Charles Schultz in 1950 featured the lighthearted “Peanuts” with Charlie Brown and Snoopy, “The Flintstones’” stumbled their way into your heart, and heroes resurfaced to save our world. Comic Book characters surged back to life starring in television and movie features.  Recent favorites include   X-Men, Immortal Hulk, Avengers, Daredevil and Doctor Doom.  In 2019 Captain Marvel, Avengers, Endgame, Far From Home, Dark Phoenix, Shazami, and Joker proved comics universal ageless appeal.  If you want to unwind, pick up a comic book or enjoy one of its current expansions.  

 If you are interested in comic history in more detail, check out the following You Tube information.

Archie forever

Archie teenage comics were popular during my pre-teen years and Veronica Lodge instead of Betty Cooper was always my favorite. When I would grab one and read, they would make me day dream about what it would be like when I started high school in 1969. There was a store called Cozy Corner on the south side of Chicago by South Chicago Hospital where we bought penny candy but there was a store across the street who sold the best selection in magazines and comics. That is where my Archie Andrews and Jughead came from; only costing about 12 cents. Comics were not just titled Archie but Jughead was titled along with Betty and Veronica; having their own issues.Though the hospital is still there and has expanded, the stores are gone.

Riverdale is the fictional small town where the characters grew up and attended Riverdale High. I moved to Dolton in 1971 and Riverdale was a suburb next door…still reading Archie and Archies’s rival Reggie in my teenage years.

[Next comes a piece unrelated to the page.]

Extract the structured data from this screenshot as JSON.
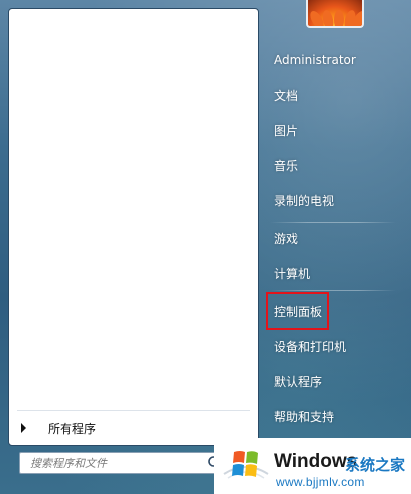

Though there was no kissing…it was pure fun and jokes.  Archie drove an old fashioned car convertible from the 1920’s and would occasionally make a call from a phone booth. They would do everything together; bowling, going to the beach, shopping for new clothes.They actually went to Als pizzeria and would get two pieces for the price of one. Archie was always in trouble with their old teacher, Ms, Grundy or the principal, Mr. Weatherbee. There were times they would dance, walk close, staring at each other with the printed red hearts floating about; sometimes Archie with Veronica…sometimes with Betty. The publishers would keep you guessing until issues # 600–602. The story features a futuristic look into the life of Archie in the years that follow his college graduation when Archie makes his ultimate decision to marry Veronica instead of Betty Cooper in 2009.

Archie proved to be popular enough to warrant his own self-titled ongoing comic book series which began publication in the winter of 1942 and ran until June 2015. A second series began publication in July 2015, featuring a reboot of the Archie universe with a new character design aesthetic and a more mature story format and scripting, aimed for older, contemporary teenage and young adult readers. The printed comic book format is different from the previous publications.

I miss the wholesome lives of the Riverdale comic characters and wish I had saved at least one copy for times like these.

The most valuable Archie comic book ever known to have been sold went for more than $140,000. Archie made his first appearance in a comic book in 1941, in the issue “Pep No. 2”; that’s the one which made the big money.

Amazon offers an amazing copy from 1966.There are several Ebay copies for purchase as well. Maybe just one….it is a Betty and Veronica from 1968…no longer 12 cents but under $15.00?